Haru exécuta un signe de tête expéditif s'apparentant à un signe de respect.

-Bonjour. Veuillez me suivre s'il vous plait, le manoir est par ici.
-Mais nous connaissons déjà le chemin, geignit Sown, trainant délibérément des pieds.

Sans même faire cas de sa présence, Haru s'éloigna à grande enjambée laissant le capricieux ruminer de sombres desseins de vengeance. Wooden fut satisfait et sourit, sardonique alors qu'Évide l'avait précédé de quelques pas. Vint alors les deux danseuses qui se soutenaient mutuellement dans leur malheur et avançaient derrière le directeur du Cirque. Tiffen ne pouvait s'empêcher de jeter quelques oeillades par dessus son épaule et se complaire dans la contemplation d'Owl.

Ses cheveux roux s'étaient éclaircis sous la vive lueur du jour, semblable à un feu indomptable qui la fascinait encore aujourd'hui. Elle était bien maladroite mais que ne donnerait-elle pas pour revenir quelques mois auparavant. Les souvenirs qu'ils avaient vécu tout deux étaient  semblable à un trésor qu'elle chérissait jalousement mais son souhait d'en créer de nouveaux ensemble semblait compromis. En effet, le spectacle qui se déroulait sous ses yeux n'était nullement propice à la reconquête. Owl ne la regardait pas, son attention semblait plutôt attirée par une autre.

-Cette garce n'a pas froid aux yeux!  Cracha Ysle.

De frustration, Tiffen serra les poings car elle était dans l'impossibilité de réagir. Elles étaient déjà dans une mauvaise posture et une seule épée de Damoclès, lourde de surcroît, était suffisante; inutile d'aggraver leur cas. Pourtant à la vue d'une Daphne bras dessus, bras dessous avec l'homme de ses pensées, une vague de rancoeur la frappa de plein de fouet et emporta les prémices d'une nostalgie nouvelle. Fin observateur, Sown n'en perdait pas une miette et son visage se fendit en un sardonique rictus. Décidément, l'amour était une faiblesse fertile et exploitable. Owl, à mille lieu de se douter d'être le centre d'une attention poussée, paraissait morose.

-Voyons, c'est évident que tu n'es pas dans ton assiette, affirma catégoriquement Daphne.

Owl soupira et insista à nouveau:

-Certainement la fatigue.
-Je ne te crois pas.
-Je suis irritable lorsque j'ai sommeil.

Daphne haussa un sourcil, irritable et Owl était deux mots diamétralement opposés. 
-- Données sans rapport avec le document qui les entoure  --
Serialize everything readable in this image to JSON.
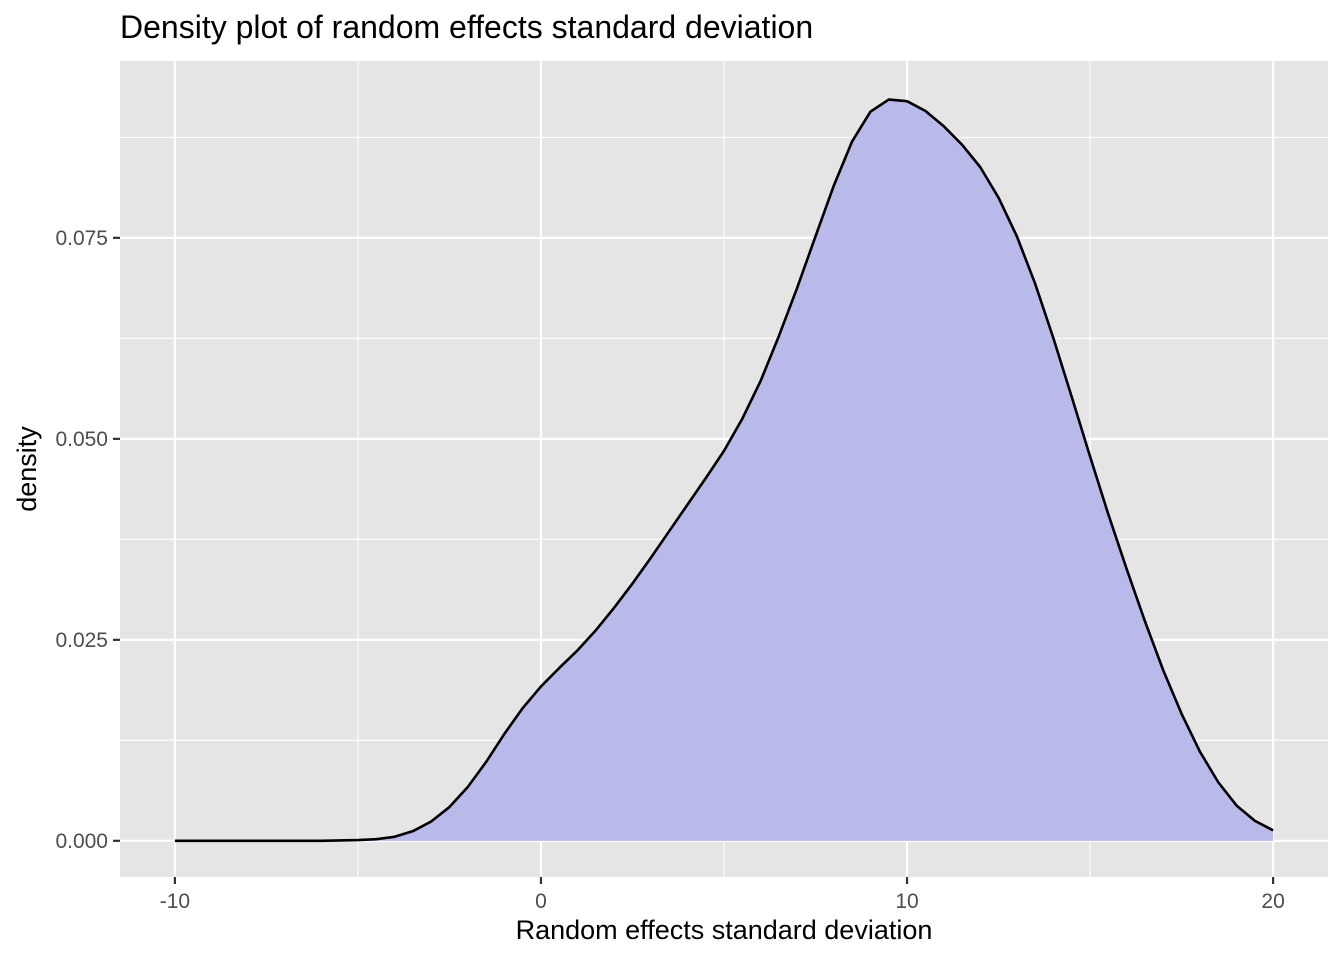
{
  "chart_data": {
    "type": "area",
    "title": "Density plot of random effects standard deviation",
    "xlabel": "Random effects standard deviation",
    "ylabel": "density",
    "xlim": [
      -11.5,
      21.5
    ],
    "ylim": [
      -0.0045,
      0.097
    ],
    "x_ticks": [
      -10,
      0,
      10,
      20
    ],
    "x_tick_labels": [
      "-10",
      "0",
      "10",
      "20"
    ],
    "y_ticks": [
      0.0,
      0.025,
      0.05,
      0.075
    ],
    "y_tick_labels": [
      "0.000",
      "0.025",
      "0.050",
      "0.075"
    ],
    "x_minor_ticks": [
      -5,
      5,
      15
    ],
    "y_minor_ticks": [
      0.0125,
      0.0375,
      0.0625,
      0.0875
    ],
    "grid": true,
    "fill_color": "#b6b7ea",
    "line_color": "#000000",
    "panel_background": "#e5e5e5",
    "series": [
      {
        "x": [
          -10,
          -8,
          -6,
          -5,
          -4.5,
          -4,
          -3.5,
          -3,
          -2.5,
          -2,
          -1.5,
          -1,
          -0.5,
          0,
          0.5,
          1,
          1.5,
          2,
          2.5,
          3,
          3.5,
          4,
          4.5,
          5,
          5.5,
          6,
          6.5,
          7,
          7.5,
          8,
          8.5,
          9,
          9.5,
          10,
          10.5,
          11,
          11.5,
          12,
          12.5,
          13,
          13.5,
          14,
          14.5,
          15,
          15.5,
          16,
          16.5,
          17,
          17.5,
          18,
          18.5,
          19,
          19.5,
          20
        ],
        "y": [
          0.0,
          0.0,
          0.0,
          0.0001,
          0.0002,
          0.0005,
          0.0012,
          0.0024,
          0.0042,
          0.0067,
          0.0098,
          0.0133,
          0.0165,
          0.0192,
          0.0215,
          0.0237,
          0.0262,
          0.029,
          0.032,
          0.0352,
          0.0385,
          0.0418,
          0.0451,
          0.0485,
          0.0525,
          0.0572,
          0.0628,
          0.0688,
          0.0752,
          0.0815,
          0.087,
          0.0907,
          0.0922,
          0.092,
          0.0908,
          0.0889,
          0.0866,
          0.0838,
          0.08,
          0.0752,
          0.0693,
          0.0625,
          0.0552,
          0.0478,
          0.0406,
          0.0338,
          0.0273,
          0.0212,
          0.0158,
          0.0111,
          0.0073,
          0.0044,
          0.0025,
          0.0013
        ]
      }
    ]
  }
}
-Je sais bien que ce sont les deux nouveaux qui te tracasse. Pourquoi?

Il ne répondit pas. Alors Daphne cessa d'insister, promettant qu'ils remettraient cette discussion sur le tapis plus tard. Pourtant elle ne pût s'empêcher de constamment l'observer à la dérobé ce qu'il ne tarda pas à remarquer. Il se composa un aimable sourire et incita Daphne à en faire autant.

-Cesse de te faire du soucis pour moi. Profite plutôt de la visite, c'est la première fois que tu mets les pieds ici.

Et il accentua sa poigne sur la main de la peintre qui suivit aussitôt son conseil, s'évertuant à masquer son soudain trouble. La légère bise lui rafraichit les idée et fit danser les herbes semblable à de la soie, un ruisseau tinta doucement à leurs oreilles. Il s'agissait d'une accalmie bienvenue car au bout de l'allée, le groupe déboucha sur la galerie marchande de la cité d'Anthipolis.

Le calme rural de la nature se mua en une terrible cacophonie car de ça et là des touristes visitaient la cité avec allégresse. Des boutiques de souvenirs étaient prises d'assaut et de bruyantes échoppes ambulantes proposaient la dégustation de spécialités locales. Des lampions décoraient les devantures des maisons et les rires à chaque ruelles concédait une félicité bienvenue à l'avenue marchande. À l'affut du moindre détails, Daphne appréciait véritablement la visite. Elle se pencha vers Owl et lui avoua à mi-voix:

-Pour tout t'avouer, j'ignorais l'existence d'Anthipolis. J'ai légèrement honte à présent.
-Il vaut mieux tard que jamais n'est ce pas? Lui répondit-il taquin.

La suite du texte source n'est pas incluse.